In His Keeping (Slow Burn #2)

It struck him in the throat and she gave the plunger a strong mental push so it emptied the contents of the syringe into his body.

His expression was murderous as he reached up and yanked the needle from his neck, tossing it away in fury. But already his eyes were glazed, his movements sluggish. He staggered and collapsed to his knees but in a last rush of strength, he lifted his head, looking at her with a mixture of hatred and . . . respect?

“Don’t think this is the end,” he said, his words slurring. “We’ll come after you. You aren’t safe anywhere. There is nowhere we can’t find you. I underestimated you this time. I won’t make that mistake again. And if you ever want to see your precious mommy and daddy you’ll do just what we want. Not that they’re really your parents.”

The last words slipped nearly unintelligibly from his lips as a goofy-looking smile that was completely incongruous given the situation curved one side of his mouth upward. There was a look of triumph in his glazed eyes, and then the sedative took full effect and he rocked over to the side, hitting the paved sidewalk with an indelicate thud.

“What?” she demanded. “What did you say?”

She ran over to him and kicked him in the side, trying to rouse him, though she knew he’d be out for quite a while. It was what he’d intended for her to be. Bastard.

Had she heard him correctly?

She shook her head and turned, pissed that she’d spent those extra precious few seconds worrying over something stupid her attacker had said when he was in the grip of a strong sedative. The whole thing was crazy and in a world where she couldn’t be certain about much, the one thing she did know with certainty was that her parents loved her. She was their only child.
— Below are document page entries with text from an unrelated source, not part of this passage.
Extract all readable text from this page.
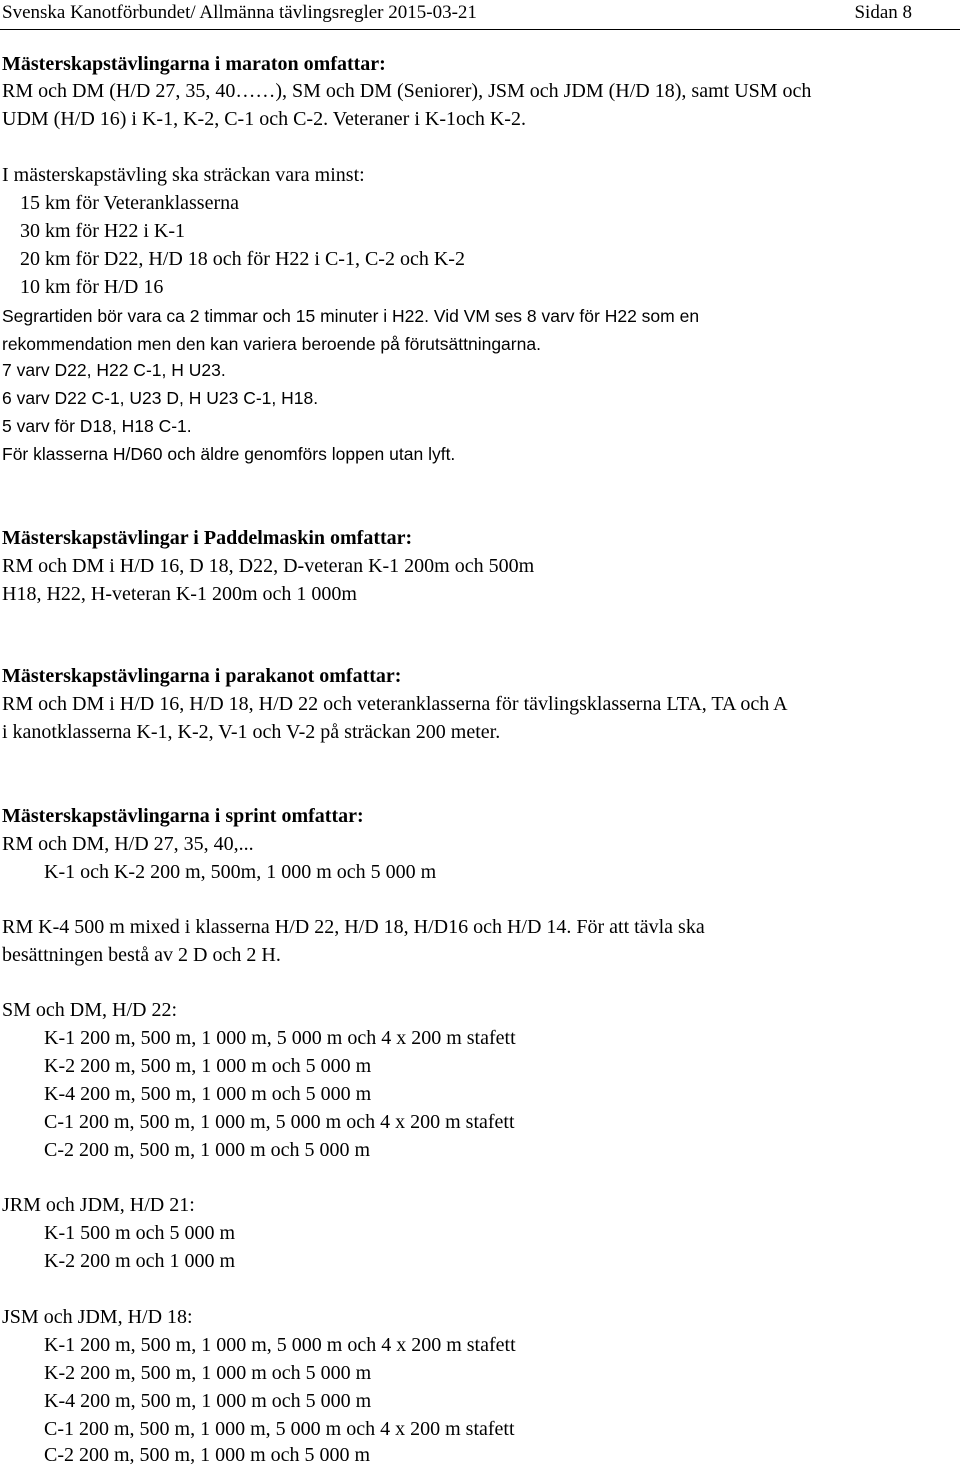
Svenska Kanotförbundet/ Allmänna tävlingsregler 2015-03-21	Sidan 8
Mästerskapstävlingarna i maraton omfattar:
RM och DM (H/D 27, 35, 40……), SM och DM (Seniorer), JSM och JDM (H/D 18), samt USM och
UDM (H/D 16) i K-1, K-2, C-1 och C-2. Veteraner i K-1och K-2.
I mästerskapstävling ska sträckan vara minst:
15 km för Veteranklasserna
30 km för H22 i K-1
20 km för D22, H/D 18 och för H22 i C-1, C-2 och K-2
10 km för H/D 16
Segrartiden bör vara ca 2 timmar och 15 minuter i H22. Vid VM ses 8 varv för H22 som en
rekommendation men den kan variera beroende på förutsättningarna.
7 varv D22, H22 C-1, H U23.
6 varv D22 C-1, U23 D, H U23 C-1, H18.
5 varv för D18, H18 C-1.
För klasserna H/D60 och äldre genomförs loppen utan lyft.
Mästerskapstävlingar i Paddelmaskin omfattar:
RM och DM i H/D 16, D 18, D22, D-veteran K-1 200m och 500m
H18, H22, H-veteran K-1 200m och 1 000m
Mästerskapstävlingarna i parakanot omfattar:
RM och DM i H/D 16, H/D 18, H/D 22 och veteranklasserna för tävlingsklasserna LTA, TA och A
i kanotklasserna K-1, K-2, V-1 och V-2 på sträckan 200 meter.
Mästerskapstävlingarna i sprint omfattar:
RM och DM, H/D 27, 35, 40,...
K-1 och K-2 200 m, 500m, 1 000 m och 5 000 m
RM K-4 500 m mixed i klasserna H/D 22, H/D 18, H/D16 och H/D 14. För att tävla ska
besättningen bestå av 2 D och 2 H.
SM och DM, H/D 22:
K-1 200 m, 500 m, 1 000 m, 5 000 m och 4 x 200 m stafett
K-2 200 m, 500 m, 1 000 m och 5 000 m
K-4 200 m, 500 m, 1 000 m och 5 000 m
C-1 200 m, 500 m, 1 000 m, 5 000 m och 4 x 200 m stafett
C-2 200 m, 500 m, 1 000 m och 5 000 m
JRM och JDM, H/D 21:
K-1 500 m och 5 000 m
K-2 200 m och 1 000 m
JSM och JDM, H/D 18:
K-1 200 m, 500 m, 1 000 m, 5 000 m och 4 x 200 m stafett
K-2 200 m, 500 m, 1 000 m och 5 000 m
K-4 200 m, 500 m, 1 000 m och 5 000 m
C-1 200 m, 500 m, 1 000 m, 5 000 m och 4 x 200 m stafett
C-2 200 m, 500 m, 1 000 m och 5 000 m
She’d seen her birth certificate and had dual nationality since she was born outside the United States.

She was not going to give in and react to his words, because that would be precisely what he wanted. He wanted to plant a seed of doubt. He wanted to scare her. Well, he’d certainly succeeded in scaring her, because it was obvious he knew where her parents were and that it was Ari they wanted.

As she fumbled through her key set looking for the telltale symbol on the key fob that told her what key went to which vehicle, she decided on taking the biggest, toughest vehicle in her father’s arsenal of vehicles.

She knew for a fact that the bulky SUV had a reinforced steel frame, was bulletproof with shatter-proof windows and would take a beating. And if another vehicle tangled with it, there was absolutely no way for her to come away the loser unless she was flattened by an eighteen-wheeler and even then it was a coin flip as to who would come out worse for the wear.

She unlocked the vehicle, slid behind the wheel and quickly revved the engine, leaving tire marks on the pavement as she began putting as much distance as was possible between her and the people she now knew couldn’t be trusted.





EIGHT

ARI pulled her oversized purse closer to her body and walked at a fast pace toward the entrance of the building that housed Devereaux Security Services. She was dressed in a manner to indicate wealth and elegance. Designer clothing, diamond earrings and designer sunglasses with an Hermès scarf covering her head as if to protect her hair from the wind when in fact the sunglasses and scarf were to hide her distinctive hair and eyes, not to mention the bruises that colorfully adorned her face.

The car she’d parked curbside where she wasn’t boxed in by cars front and back was a sleek BMW M6 convertible that comfortably fit the image she was trying to project. And it had the added benefit of being fast. Five hundred and eighty horses under the hood. She remembered every single detail her father had shared with her on every vehicle in his possession. The M6 was faster, more powerful, than a Mustang, a Camaro—even the ZL1—and the Corvette, though it would likely be a tight race with the latter.

While before she’d wanted an impenetrable moving fortress, now she wanted something easier to navigate and a vehicle capable of outrunning most others. If nothing else, her father had drummed into her the importance of advance thinking and planning.